Les leaders de tous les groupes de gauche étaient autoritaires et intolérants et s'écoutaient parler. Je n'osais pas prendre la parole car je n'avais pas une grande culture politique. Nous avons crié victoire au départ de de Gaulle et à l'extension des grêves, il m'est arrivé de venir à pieds de Vincennes et de dormir à la Sorbonne ou sous les ponts pour être sur place le lendemain matin, j'étais à l'Odéon, aux Beaux arts... Je me suis fâchée avec mes parents parce que je fredonnais l'Internationale en arrivant chez eux, je crois qu'ils avaient le souvenir de 1936 et qu'ils avaient peur pour la "tête brûlée" que j'étais, selon eux. J'ai dû chercher du travail et j'ai été vendeuse au Prisunic de Vincennes.

1968_0004.jpgLes idées ont été récupérées par les intellectuels et les politico-syndicalistes, il y a eu les accords de Grenelle, les évacuations, les législatives, les déceptions, les sanctions... J'ai été dégôutée de la Politique, il était temps d'aller en vacances! L'année suivante j'ai suivi les cours à Vincennes pendant un an et puis j'ai décidé de me lancer dans la vie, j'ai postulé comme institutrice suppléante et je me suis défoncée dans ce beau métier sans jamais le regretter.

mardi 18 mars 2008

Mélancolie, le mot est joli...

Un peu mélancolique ce soir...le mot est joli et pourtant ...

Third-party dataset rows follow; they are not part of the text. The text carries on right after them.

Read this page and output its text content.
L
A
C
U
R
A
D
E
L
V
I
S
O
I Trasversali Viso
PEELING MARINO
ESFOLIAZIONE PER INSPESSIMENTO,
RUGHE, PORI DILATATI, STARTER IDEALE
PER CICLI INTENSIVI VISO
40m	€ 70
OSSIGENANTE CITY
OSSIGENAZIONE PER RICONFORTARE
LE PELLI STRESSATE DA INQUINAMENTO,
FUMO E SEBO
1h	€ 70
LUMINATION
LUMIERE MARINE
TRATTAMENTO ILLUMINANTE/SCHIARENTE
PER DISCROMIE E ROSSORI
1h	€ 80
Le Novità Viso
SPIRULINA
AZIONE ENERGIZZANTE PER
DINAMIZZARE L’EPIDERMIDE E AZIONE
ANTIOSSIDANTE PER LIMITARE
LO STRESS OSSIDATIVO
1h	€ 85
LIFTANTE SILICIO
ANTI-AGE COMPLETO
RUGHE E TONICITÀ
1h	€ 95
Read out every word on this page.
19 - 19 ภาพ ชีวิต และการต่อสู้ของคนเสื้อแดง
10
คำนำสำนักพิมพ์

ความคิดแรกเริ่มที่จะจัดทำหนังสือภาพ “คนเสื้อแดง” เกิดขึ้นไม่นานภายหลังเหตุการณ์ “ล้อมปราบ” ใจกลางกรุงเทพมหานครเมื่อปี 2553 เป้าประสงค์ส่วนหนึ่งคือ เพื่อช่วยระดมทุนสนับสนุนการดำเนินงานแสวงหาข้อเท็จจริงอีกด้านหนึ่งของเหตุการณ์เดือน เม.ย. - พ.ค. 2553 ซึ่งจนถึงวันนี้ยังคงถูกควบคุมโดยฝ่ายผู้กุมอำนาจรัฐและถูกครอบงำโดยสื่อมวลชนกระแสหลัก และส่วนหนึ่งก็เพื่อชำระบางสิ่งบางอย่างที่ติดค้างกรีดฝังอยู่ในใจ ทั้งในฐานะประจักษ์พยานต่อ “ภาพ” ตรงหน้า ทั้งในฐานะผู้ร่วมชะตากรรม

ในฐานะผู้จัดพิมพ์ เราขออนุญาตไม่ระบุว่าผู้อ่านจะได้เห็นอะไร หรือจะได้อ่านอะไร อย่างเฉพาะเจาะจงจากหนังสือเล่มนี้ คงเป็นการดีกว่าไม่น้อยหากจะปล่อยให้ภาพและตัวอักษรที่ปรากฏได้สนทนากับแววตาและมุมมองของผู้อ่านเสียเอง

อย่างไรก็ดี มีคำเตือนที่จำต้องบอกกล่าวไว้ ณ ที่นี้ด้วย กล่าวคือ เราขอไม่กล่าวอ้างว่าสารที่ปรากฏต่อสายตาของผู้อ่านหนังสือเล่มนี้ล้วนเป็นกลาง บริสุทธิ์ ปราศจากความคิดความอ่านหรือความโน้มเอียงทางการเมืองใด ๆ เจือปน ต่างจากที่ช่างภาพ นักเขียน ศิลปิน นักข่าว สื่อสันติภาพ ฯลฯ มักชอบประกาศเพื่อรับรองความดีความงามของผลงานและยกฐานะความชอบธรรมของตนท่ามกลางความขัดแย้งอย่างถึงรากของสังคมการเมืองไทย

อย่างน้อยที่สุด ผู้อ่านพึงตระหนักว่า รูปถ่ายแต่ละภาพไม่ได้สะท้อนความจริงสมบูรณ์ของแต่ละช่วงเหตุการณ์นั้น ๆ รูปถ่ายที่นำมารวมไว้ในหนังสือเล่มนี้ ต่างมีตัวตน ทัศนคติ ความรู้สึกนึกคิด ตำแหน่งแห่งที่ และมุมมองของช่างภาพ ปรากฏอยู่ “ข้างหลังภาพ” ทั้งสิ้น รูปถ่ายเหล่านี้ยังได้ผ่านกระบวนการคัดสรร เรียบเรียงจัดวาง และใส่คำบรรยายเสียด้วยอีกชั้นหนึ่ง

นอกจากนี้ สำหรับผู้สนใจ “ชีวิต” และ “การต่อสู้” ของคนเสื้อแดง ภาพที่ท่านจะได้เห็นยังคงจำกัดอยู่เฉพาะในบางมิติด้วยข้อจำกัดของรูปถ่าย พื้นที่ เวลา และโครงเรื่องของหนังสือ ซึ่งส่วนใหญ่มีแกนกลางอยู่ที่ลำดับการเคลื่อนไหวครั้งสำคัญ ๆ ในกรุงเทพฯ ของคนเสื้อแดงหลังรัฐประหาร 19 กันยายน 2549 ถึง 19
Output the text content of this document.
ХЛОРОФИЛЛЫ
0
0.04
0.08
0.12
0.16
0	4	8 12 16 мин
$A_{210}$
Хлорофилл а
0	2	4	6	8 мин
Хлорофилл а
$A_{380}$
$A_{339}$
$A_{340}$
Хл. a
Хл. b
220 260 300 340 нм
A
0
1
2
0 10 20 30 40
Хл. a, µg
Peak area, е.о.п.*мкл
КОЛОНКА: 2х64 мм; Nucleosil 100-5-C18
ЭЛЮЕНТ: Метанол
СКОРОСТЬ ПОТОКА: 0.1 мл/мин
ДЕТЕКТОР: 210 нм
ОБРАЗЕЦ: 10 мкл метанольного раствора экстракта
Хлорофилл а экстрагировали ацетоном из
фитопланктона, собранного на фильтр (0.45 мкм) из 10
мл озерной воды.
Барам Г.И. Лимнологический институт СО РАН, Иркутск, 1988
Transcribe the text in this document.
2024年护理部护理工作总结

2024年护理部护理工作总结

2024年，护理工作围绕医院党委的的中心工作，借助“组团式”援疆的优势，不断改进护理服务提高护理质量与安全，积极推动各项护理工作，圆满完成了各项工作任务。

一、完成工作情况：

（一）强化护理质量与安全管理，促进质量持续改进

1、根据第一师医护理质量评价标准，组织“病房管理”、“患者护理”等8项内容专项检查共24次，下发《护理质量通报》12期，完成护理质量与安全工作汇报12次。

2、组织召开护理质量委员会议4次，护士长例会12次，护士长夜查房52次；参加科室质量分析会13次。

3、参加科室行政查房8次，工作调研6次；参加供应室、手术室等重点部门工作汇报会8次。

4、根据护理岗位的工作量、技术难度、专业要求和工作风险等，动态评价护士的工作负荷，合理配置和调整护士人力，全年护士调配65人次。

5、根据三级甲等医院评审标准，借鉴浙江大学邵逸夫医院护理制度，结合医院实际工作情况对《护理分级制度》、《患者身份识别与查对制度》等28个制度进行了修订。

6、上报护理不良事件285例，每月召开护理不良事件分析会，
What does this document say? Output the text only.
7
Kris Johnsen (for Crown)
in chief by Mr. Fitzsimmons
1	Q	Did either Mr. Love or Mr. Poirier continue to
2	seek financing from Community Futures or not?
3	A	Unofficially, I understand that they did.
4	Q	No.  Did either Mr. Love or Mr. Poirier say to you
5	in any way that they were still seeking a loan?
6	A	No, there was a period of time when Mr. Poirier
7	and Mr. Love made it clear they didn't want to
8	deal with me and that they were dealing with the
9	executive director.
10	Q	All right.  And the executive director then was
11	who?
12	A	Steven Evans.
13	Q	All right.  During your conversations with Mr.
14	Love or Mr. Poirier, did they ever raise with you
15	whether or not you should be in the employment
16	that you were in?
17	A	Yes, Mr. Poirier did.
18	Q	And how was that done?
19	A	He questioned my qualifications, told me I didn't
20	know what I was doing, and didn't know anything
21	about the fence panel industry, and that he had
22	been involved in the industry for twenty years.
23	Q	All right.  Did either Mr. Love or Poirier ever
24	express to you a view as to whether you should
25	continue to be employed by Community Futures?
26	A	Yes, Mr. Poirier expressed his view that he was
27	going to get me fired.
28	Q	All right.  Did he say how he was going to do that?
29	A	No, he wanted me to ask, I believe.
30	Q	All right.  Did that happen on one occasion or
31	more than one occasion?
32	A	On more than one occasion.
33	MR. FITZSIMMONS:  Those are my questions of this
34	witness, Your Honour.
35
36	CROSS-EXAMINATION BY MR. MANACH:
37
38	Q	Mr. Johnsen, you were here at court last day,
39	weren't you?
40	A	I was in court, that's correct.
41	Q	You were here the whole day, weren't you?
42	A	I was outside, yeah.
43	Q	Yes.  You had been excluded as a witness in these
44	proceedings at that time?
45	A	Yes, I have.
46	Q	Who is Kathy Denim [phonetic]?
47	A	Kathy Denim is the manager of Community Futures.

«S'il existe un enfer en ce monde, il se trouve dans le coeur d'un homme mélancolique.» Robert Burton dans Anatomie de la Mélancolie

Ma vie, la vie que j'ai choisie, me convient la plupart du temps, et me ravit, indépendance oblige! mais quelquefois la solitude me pèse et laisse rôder autour de moi dame mélancolie... Elle passe et s'éloigne , car les sources de joie sont nombreuses.
Sans doute est ce pour cela que je pense à mes grands parents paternels. On a beaucoup parlé des poilus avec la disparition du dernier, mort la semaine dernière, et je pense au père de mon père qui n'a pas eu la joie d'être grand-père.
mars_180a.jpg Né le 6 avril 1887, mort le 16 avril 1916 , au Ravin des courtes chausses, en forêt d'Argonne. Il avait 29 ans, s'était marié 4 ans avant, le 9 avril 1912, et avait un fils de 4 mois et demi, mon père.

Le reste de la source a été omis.